Fechei a porta, sabendo que precisava enfrentá-los sozinha e tirar forças de onde eu nem imaginava que tinha:
- O que exatamente vocês querem? Sinceramente, não entendi nada. Sabem que Salma morreu, não é mesmo?
- Sim. – Ela confirmou.
- E... Não quis despedir-se dela? – Perguntei, com um nó na garganta.
- Despedir-me? Ela estava morta, caralho. – O tom de voz dela era alto.
- De onde você tirou esta história que ela teve um bebê?
Ela riu, mascando o chiclete com mais força:
- Conto o milagre mas não conto o santo, “Santa Bárbara”.
Os dois riram divertidamente da piada que não entendi.
Anya olhou para os lados, analisando rapidamente o apartamento:
- Vocês estão bem, hein. Eu soube que minha filha ganhava bem fazendo programas numa boate. Ela era stripper também ou só prostituta?

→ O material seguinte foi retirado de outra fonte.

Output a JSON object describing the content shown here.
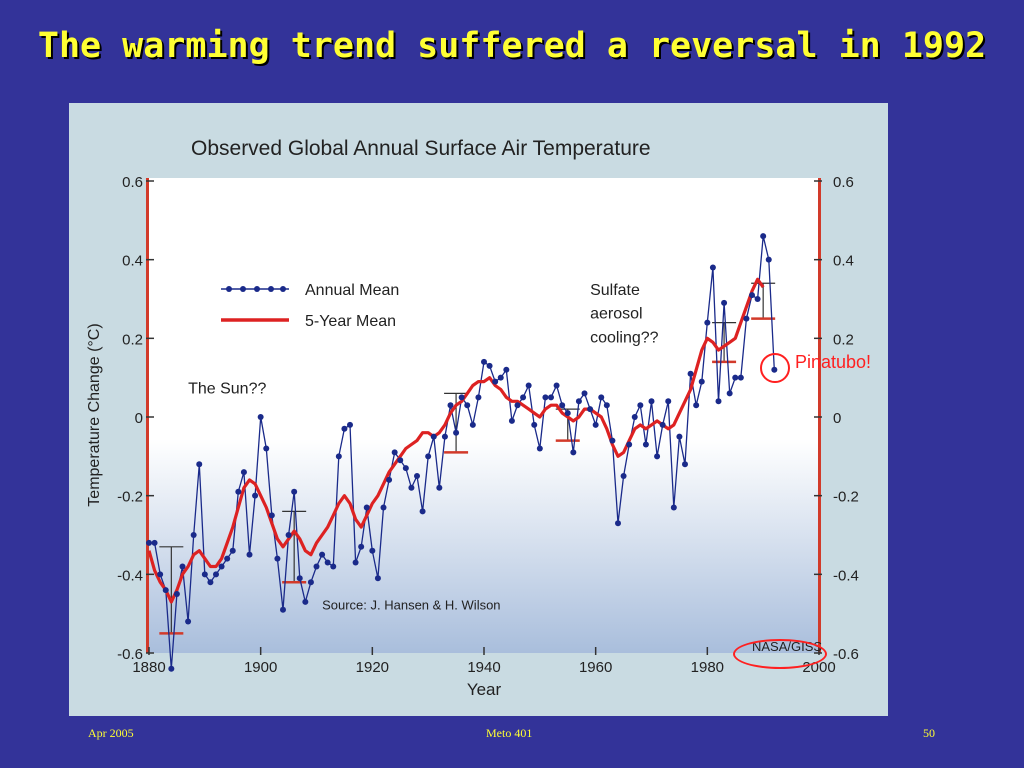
{
  "slide": {
    "title": "The warming trend suffered a reversal in 1992",
    "footer_left": "Apr 2005",
    "footer_center": "Meto 401",
    "footer_right": "50",
    "pinatubo_label": "Pinatubo!"
  },
  "chart_data": {
    "type": "line",
    "title": "Observed Global Annual Surface Air Temperature",
    "xlabel": "Year",
    "ylabel": "Temperature Change (°C)",
    "xlim": [
      1880,
      2000
    ],
    "ylim": [
      -0.6,
      0.6
    ],
    "x_ticks": [
      1880,
      1900,
      1920,
      1940,
      1960,
      1980,
      2000
    ],
    "y_ticks": [
      -0.6,
      -0.4,
      -0.2,
      0,
      0.2,
      0.4,
      0.6
    ],
    "y_tick_labels": [
      "-0.6",
      "-0.4",
      "-0.2",
      "0",
      "0.2",
      "0.4",
      "0.6"
    ],
    "grid": false,
    "legend_position": "top-left",
    "annotations": [
      {
        "text": "The Sun??",
        "x": 1887,
        "y": 0.06
      },
      {
        "text": "Sulfate",
        "x": 1959,
        "y": 0.31
      },
      {
        "text": "aerosol",
        "x": 1959,
        "y": 0.25
      },
      {
        "text": "cooling??",
        "x": 1959,
        "y": 0.19
      },
      {
        "text": "Source:   J. Hansen & H. Wilson",
        "x": 1911,
        "y": -0.49
      },
      {
        "text": "NASA/GISS",
        "x": 1988,
        "y": -0.595
      }
    ],
    "series": [
      {
        "name": "Annual Mean",
        "color": "#1a2a8a",
        "x": [
          1880,
          1881,
          1882,
          1883,
          1884,
          1885,
          1886,
          1887,
          1888,
          1889,
          1890,
          1891,
          1892,
          1893,
          1894,
          1895,
          1896,
          1897,
          1898,
          1899,
          1900,
          1901,
          1902,
          1903,
          1904,
          1905,
          1906,
          1907,
          1908,
          1909,
          1910,
          1911,
          1912,
          1913,
          1914,
          1915,
          1916,
          1917,
          1918,
          1919,
          1920,
          1921,
          1922,
          1923,
          1924,
          1925,
          1926,
          1927,
          1928,
          1929,
          1930,
          1931,
          1932,
          1933,
          1934,
          1935,
          1936,
          1937,
          1938,
          1939,
          1940,
          1941,
          1942,
          1943,
          1944,
          1945,
          1946,
          1947,
          1948,
          1949,
          1950,
          1951,
          1952,
          1953,
          1954,
          1955,
          1956,
          1957,
          1958,
          1959,
          1960,
          1961,
          1962,
          1963,
          1964,
          1965,
          1966,
          1967,
          1968,
          1969,
          1970,
          1971,
          1972,
          1973,
          1974,
          1975,
          1976,
          1977,
          1978,
          1979,
          1980,
          1981,
          1982,
          1983,
          1984,
          1985,
          1986,
          1987,
          1988,
          1989,
          1990,
          1991,
          1992
        ],
        "values": [
          -0.32,
          -0.32,
          -0.4,
          -0.44,
          -0.64,
          -0.45,
          -0.38,
          -0.52,
          -0.3,
          -0.12,
          -0.4,
          -0.42,
          -0.4,
          -0.38,
          -0.36,
          -0.34,
          -0.19,
          -0.14,
          -0.35,
          -0.2,
          0.0,
          -0.08,
          -0.25,
          -0.36,
          -0.49,
          -0.3,
          -0.19,
          -0.41,
          -0.47,
          -0.42,
          -0.38,
          -0.35,
          -0.37,
          -0.38,
          -0.1,
          -0.03,
          -0.02,
          -0.37,
          -0.33,
          -0.23,
          -0.34,
          -0.41,
          -0.23,
          -0.16,
          -0.09,
          -0.11,
          -0.13,
          -0.18,
          -0.15,
          -0.24,
          -0.1,
          -0.05,
          -0.18,
          -0.05,
          0.03,
          -0.04,
          0.05,
          0.03,
          -0.02,
          0.05,
          0.14,
          0.13,
          0.09,
          0.1,
          0.12,
          -0.01,
          0.03,
          0.05,
          0.08,
          -0.02,
          -0.08,
          0.05,
          0.05,
          0.08,
          0.03,
          0.01,
          -0.09,
          0.04,
          0.06,
          0.02,
          -0.02,
          0.05,
          0.03,
          -0.06,
          -0.27,
          -0.15,
          -0.07,
          0.0,
          0.03,
          -0.07,
          0.04,
          -0.1,
          -0.02,
          0.04,
          -0.23,
          -0.05,
          -0.12,
          0.11,
          0.03,
          0.09,
          0.24,
          0.38,
          0.04,
          0.29,
          0.06,
          0.1,
          0.1,
          0.25,
          0.31,
          0.3,
          0.46,
          0.4,
          0.12
        ]
      },
      {
        "name": "5-Year Mean",
        "color": "#dd2222",
        "x": [
          1880,
          1881,
          1882,
          1883,
          1884,
          1885,
          1886,
          1887,
          1888,
          1889,
          1890,
          1891,
          1892,
          1893,
          1894,
          1895,
          1896,
          1897,
          1898,
          1899,
          1900,
          1901,
          1902,
          1903,
          1904,
          1905,
          1906,
          1907,
          1908,
          1909,
          1910,
          1911,
          1912,
          1913,
          1914,
          1915,
          1916,
          1917,
          1918,
          1919,
          1920,
          1921,
          1922,
          1923,
          1924,
          1925,
          1926,
          1927,
          1928,
          1929,
          1930,
          1931,
          1932,
          1933,
          1934,
          1935,
          1936,
          1937,
          1938,
          1939,
          1940,
          1941,
          1942,
          1943,
          1944,
          1945,
          1946,
          1947,
          1948,
          1949,
          1950,
          1951,
          1952,
          1953,
          1954,
          1955,
          1956,
          1957,
          1958,
          1959,
          1960,
          1961,
          1962,
          1963,
          1964,
          1965,
          1966,
          1967,
          1968,
          1969,
          1970,
          1971,
          1972,
          1973,
          1974,
          1975,
          1976,
          1977,
          1978,
          1979,
          1980,
          1981,
          1982,
          1983,
          1984,
          1985,
          1986,
          1987,
          1988,
          1989,
          1990
        ],
        "values": [
          -0.34,
          -0.39,
          -0.42,
          -0.44,
          -0.47,
          -0.44,
          -0.4,
          -0.38,
          -0.35,
          -0.34,
          -0.36,
          -0.38,
          -0.38,
          -0.36,
          -0.32,
          -0.28,
          -0.23,
          -0.18,
          -0.16,
          -0.17,
          -0.2,
          -0.23,
          -0.27,
          -0.31,
          -0.33,
          -0.31,
          -0.29,
          -0.31,
          -0.34,
          -0.35,
          -0.32,
          -0.3,
          -0.28,
          -0.25,
          -0.22,
          -0.2,
          -0.22,
          -0.26,
          -0.28,
          -0.25,
          -0.22,
          -0.2,
          -0.17,
          -0.14,
          -0.12,
          -0.1,
          -0.08,
          -0.07,
          -0.06,
          -0.04,
          -0.04,
          -0.05,
          -0.04,
          -0.02,
          0.01,
          0.03,
          0.04,
          0.06,
          0.08,
          0.09,
          0.09,
          0.1,
          0.08,
          0.07,
          0.05,
          0.04,
          0.04,
          0.03,
          0.02,
          0.01,
          0.0,
          0.02,
          0.03,
          0.03,
          0.01,
          0.0,
          -0.01,
          0.0,
          0.02,
          0.02,
          0.01,
          0.0,
          -0.03,
          -0.07,
          -0.1,
          -0.09,
          -0.06,
          -0.03,
          -0.02,
          -0.03,
          -0.02,
          -0.01,
          -0.02,
          -0.03,
          -0.02,
          0.01,
          0.04,
          0.07,
          0.12,
          0.17,
          0.2,
          0.19,
          0.17,
          0.18,
          0.19,
          0.2,
          0.24,
          0.28,
          0.32,
          0.35,
          0.33
        ]
      }
    ],
    "uncertainty_bars": [
      {
        "x": 1884,
        "low": -0.55,
        "high": -0.33
      },
      {
        "x": 1906,
        "low": -0.42,
        "high": -0.24
      },
      {
        "x": 1935,
        "low": -0.09,
        "high": 0.06
      },
      {
        "x": 1955,
        "low": -0.06,
        "high": 0.02
      },
      {
        "x": 1983,
        "low": 0.14,
        "high": 0.24
      },
      {
        "x": 1990,
        "low": 0.25,
        "high": 0.34
      }
    ]
  }
}
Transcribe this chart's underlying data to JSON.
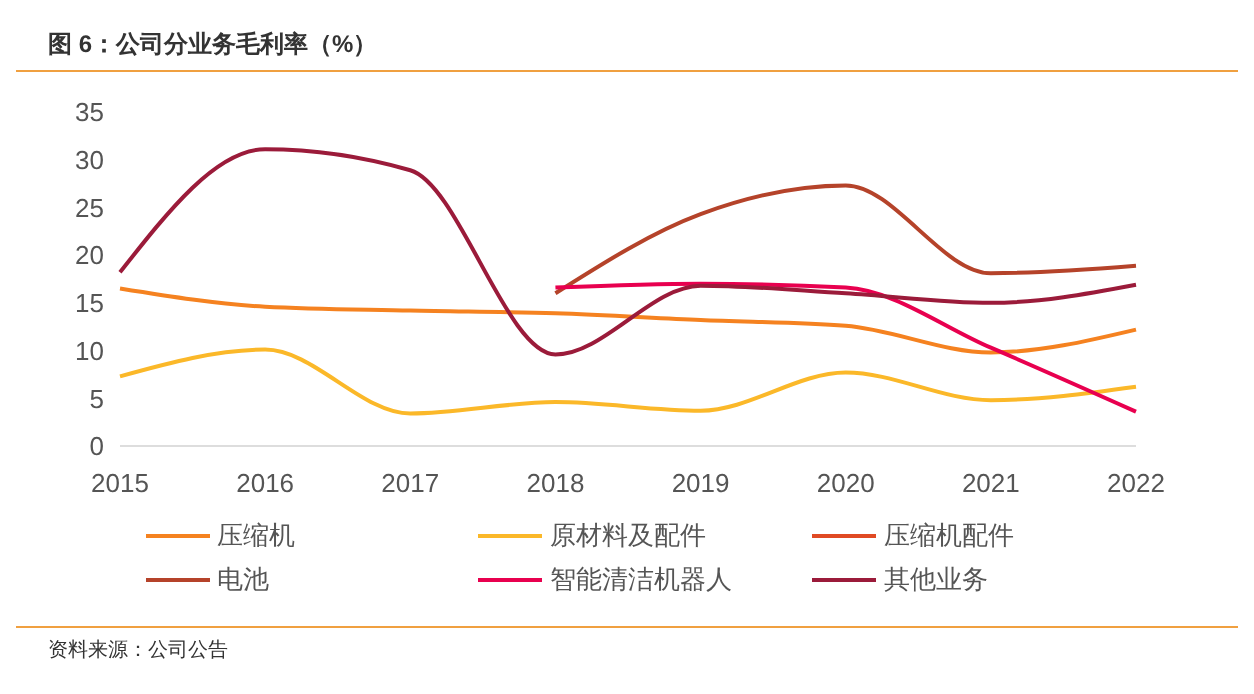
{
  "chart_data": {
    "type": "line",
    "title": "图 6：公司分业务毛利率（%）",
    "annotations": [
      "资料来源：公司公告"
    ],
    "categories": [
      "2015",
      "2016",
      "2017",
      "2018",
      "2019",
      "2020",
      "2021",
      "2022"
    ],
    "series": [
      {
        "name": "压缩机",
        "color": "#f58220",
        "values": [
          16.5,
          14.6,
          14.2,
          13.9,
          13.2,
          12.6,
          9.8,
          12.2
        ]
      },
      {
        "name": "原材料及配件",
        "color": "#fbb829",
        "values": [
          7.3,
          10.1,
          3.4,
          4.6,
          3.7,
          7.7,
          4.8,
          6.2
        ]
      },
      {
        "name": "压缩机配件",
        "color": "#e04a24",
        "values": [
          null,
          null,
          null,
          null,
          null,
          null,
          null,
          null
        ]
      },
      {
        "name": "电池",
        "color": "#b5432a",
        "values": [
          null,
          null,
          null,
          16.0,
          24.3,
          27.3,
          18.1,
          18.9
        ]
      },
      {
        "name": "智能清洁机器人",
        "color": "#e8004f",
        "values": [
          null,
          null,
          null,
          16.6,
          17.0,
          16.6,
          10.3,
          3.6
        ]
      },
      {
        "name": "其他业务",
        "color": "#9b1b3a",
        "values": [
          18.2,
          31.1,
          28.9,
          9.6,
          16.8,
          16.0,
          15.0,
          16.9
        ]
      }
    ],
    "ylim": [
      0,
      35
    ],
    "yticks": [
      0,
      5,
      10,
      15,
      20,
      25,
      30,
      35
    ],
    "grid": false,
    "legend": "bottom",
    "marker": "none",
    "line_style": "solid"
  }
}
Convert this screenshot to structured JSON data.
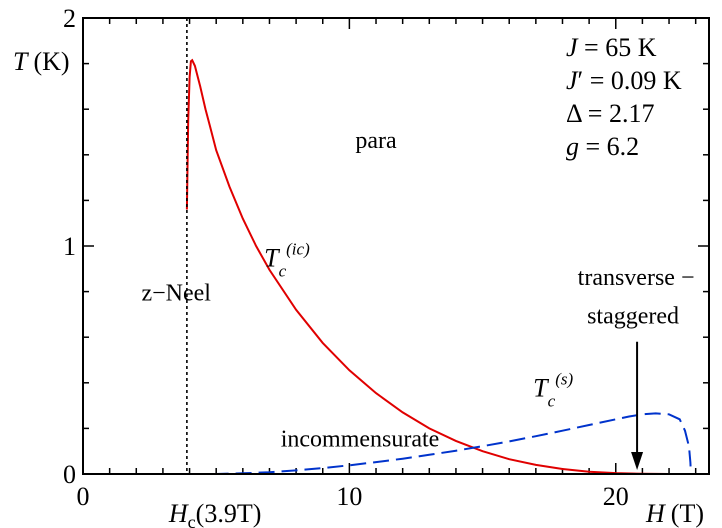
{
  "chart_data": {
    "type": "line",
    "title": "",
    "xlabel": {
      "var": "H",
      "unit": "(T)"
    },
    "ylabel": {
      "var": "T",
      "unit": "(K)"
    },
    "xlim": [
      0,
      23.5
    ],
    "ylim": [
      0,
      2
    ],
    "x_ticks": [
      0,
      10,
      20
    ],
    "y_ticks": [
      0,
      1,
      2
    ],
    "grid": false,
    "series": [
      {
        "id": "ic",
        "label_main": "T",
        "label_sub": "c",
        "label_sup": "(ic)",
        "color": "#e00000",
        "style": "solid",
        "points": [
          [
            3.9,
            1.16
          ],
          [
            3.95,
            1.55
          ],
          [
            4.0,
            1.74
          ],
          [
            4.05,
            1.81
          ],
          [
            4.1,
            1.815
          ],
          [
            4.2,
            1.79
          ],
          [
            4.4,
            1.7
          ],
          [
            4.6,
            1.6
          ],
          [
            4.8,
            1.51
          ],
          [
            5.0,
            1.42
          ],
          [
            5.5,
            1.26
          ],
          [
            6.0,
            1.12
          ],
          [
            6.5,
            1.0
          ],
          [
            7.0,
            0.895
          ],
          [
            8.0,
            0.72
          ],
          [
            9.0,
            0.575
          ],
          [
            10.0,
            0.455
          ],
          [
            11.0,
            0.355
          ],
          [
            12.0,
            0.27
          ],
          [
            13.0,
            0.2
          ],
          [
            14.0,
            0.145
          ],
          [
            15.0,
            0.1
          ],
          [
            16.0,
            0.065
          ],
          [
            17.0,
            0.04
          ],
          [
            18.0,
            0.022
          ],
          [
            19.0,
            0.01
          ],
          [
            20.0,
            0.004
          ],
          [
            21.0,
            0.001
          ],
          [
            22.0,
            0.0
          ]
        ]
      },
      {
        "id": "s",
        "label_main": "T",
        "label_sub": "c",
        "label_sup": "(s)",
        "color": "#0033cc",
        "style": "dashed",
        "points": [
          [
            4.0,
            0.0
          ],
          [
            5.0,
            0.0
          ],
          [
            6.0,
            0.003
          ],
          [
            7.0,
            0.008
          ],
          [
            8.0,
            0.016
          ],
          [
            9.0,
            0.026
          ],
          [
            10.0,
            0.038
          ],
          [
            11.0,
            0.052
          ],
          [
            12.0,
            0.067
          ],
          [
            13.0,
            0.084
          ],
          [
            14.0,
            0.102
          ],
          [
            15.0,
            0.122
          ],
          [
            16.0,
            0.143
          ],
          [
            17.0,
            0.166
          ],
          [
            18.0,
            0.19
          ],
          [
            19.0,
            0.215
          ],
          [
            20.0,
            0.24
          ],
          [
            20.5,
            0.252
          ],
          [
            21.0,
            0.262
          ],
          [
            21.5,
            0.266
          ],
          [
            22.0,
            0.262
          ],
          [
            22.4,
            0.24
          ],
          [
            22.6,
            0.19
          ],
          [
            22.75,
            0.12
          ],
          [
            22.8,
            0.05
          ],
          [
            22.82,
            0.0
          ]
        ]
      }
    ],
    "vertical_line": {
      "x": 3.9,
      "style": "dotted",
      "label": "H",
      "label_sub": "c",
      "label_rest": "(3.9T)"
    },
    "arrow": {
      "x": 20.8,
      "from_y": 0.58,
      "to_y": 0.0,
      "label_line1": "transverse −",
      "label_line2": "staggered"
    },
    "region_labels": [
      {
        "text": "para",
        "x": 11.0,
        "y": 1.43
      },
      {
        "text": "z−Neel",
        "x": 3.5,
        "y": 0.76
      },
      {
        "text": "incommensurate",
        "x": 10.4,
        "y": 0.12
      }
    ],
    "curve_label_positions": {
      "ic": {
        "x": 6.8,
        "y": 0.91
      },
      "s": {
        "x": 16.9,
        "y": 0.34
      }
    },
    "parameters": [
      {
        "var": "J",
        "prime": false,
        "rest": " = 65 K"
      },
      {
        "var": "J",
        "prime": true,
        "rest": " = 0.09 K"
      },
      {
        "var": "",
        "prime": false,
        "rest": "Δ = 2.17"
      },
      {
        "var": "g",
        "prime": false,
        "rest": " = 6.2"
      }
    ]
  }
}
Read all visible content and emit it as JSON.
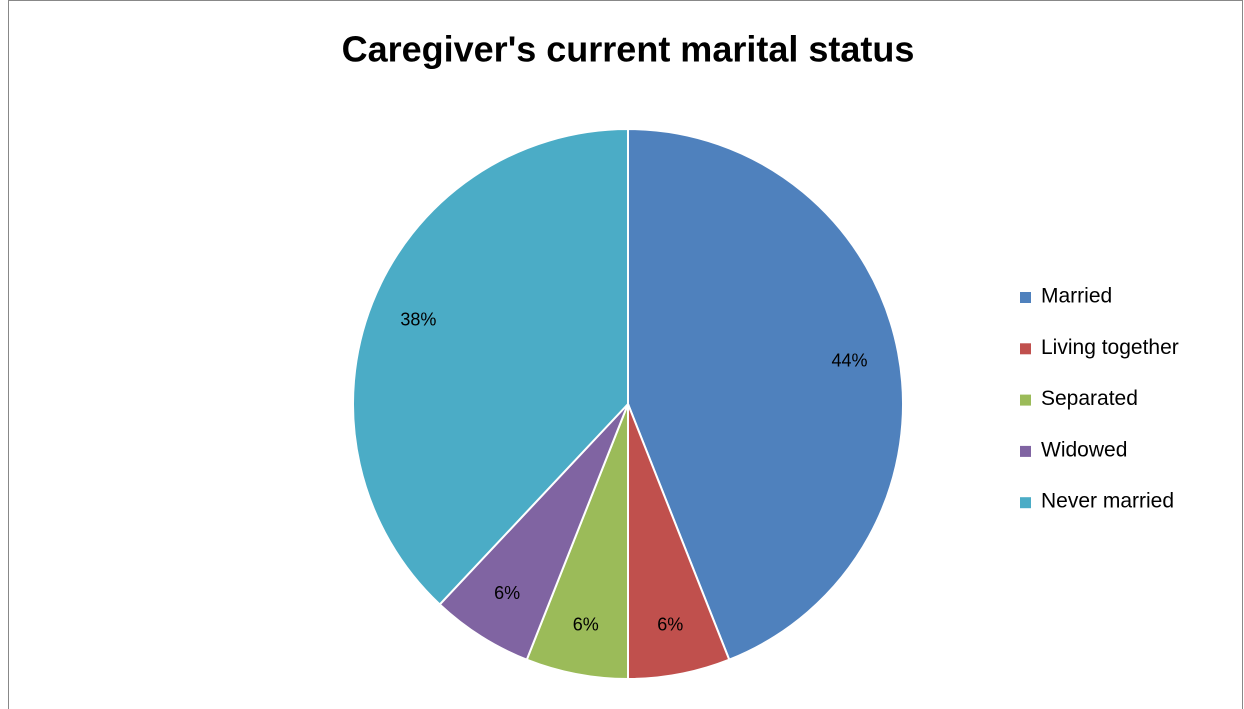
{
  "chart_data": {
    "type": "pie",
    "title": "Caregiver's current marital status",
    "categories": [
      "Married",
      "Living together",
      "Separated",
      "Widowed",
      "Never married"
    ],
    "values": [
      44,
      6,
      6,
      6,
      38
    ],
    "value_labels": [
      "44%",
      "6%",
      "6%",
      "6%",
      "38%"
    ],
    "colors": [
      "#4f81bd",
      "#c0504d",
      "#9bbb59",
      "#8064a2",
      "#4bacc6"
    ],
    "legend": "right"
  }
}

- Ela não era stripper. E não fazia programas. Ela era dançarina.
- Minha fonte pode ter se enganado em algumas partes.
- Ou não. – Breno riu, mostrando os dentes grandes e desalinhados, um som nasal insuportável.
- Salma não esteve grávida e nem teve bebê. – Me ouvi dizendo, como única alternativa.
- Mas... – Anya pareceu confusa.
- Ok, Anya, eu vou lhe contar a verdade, embora espere discrição da sua parte.
- Claro! Eu sei guardar segredo, não é mesmo, amor?
- Sim, sabemos – Breno confirmou – Tem uma bebida para nos oferecer?
- Leite... Materno – me ouvi dizendo – Estou amamentando.
- O bebê de Salma? – Anya perguntou.
- Não. O meu bebê. Esta é a verdade. Eu fiquei grávida de um homem casado. Sabem que minha família jamais aceitaria. Então... Eu pedi para Salma inventar que o bebê era dela quando nascesse. Acontece que a minha amiga morreu antes de poder assumir a minha filha.
- E agora você mente para sua família que a criança é de Salma?
- Não... Eu já contei a verdade.
- A criança está aqui?
- Sim.
- Posso vê-la? – Anya pediu.
- Não, não pode. Ela é minha filha, Anya. Então você não tem direito de vê-la. Se duvida, vamos fazer um teste de DNA que prova de uma vez que Salma não tem ligação nenhuma com Maria.
- Se eu pedisse o DNA você faria, Babi? – Ela questionou.
- Claro que sim – eu disse firmemente – Se quiser, faço amanhã mesmo e mando o resultado para vocês. – Blefei.
- E o dinheiro? – Breno perguntou.
- Que dinheiro?
- Que Salma deixou para a menina?
- Salma... Não deixou nada. Eu não sei do que vocês estão falando. O que eu posso lhes dar é os pertences pessoais dela, que ainda nem terminei de organizar. Não há mais nada. E mesmo que houvesse, Salma jamais quereria que vocês tocassem em qualquer coisa dela.
- Nisso ela tem razão – Anya olhou para Breno – A questão é que se o bebê fosse dela, seríamos os responsáveis, já que minha filha “bateu as botas”. Então ela não teria como decidir nada.
- Descansou a periquita. – Breno me olhou debochadamente, fazendo o sangue ferver dentro de mim, ao mesmo tempo que fechei as mãos com força, rezando para conseguir controlar-me.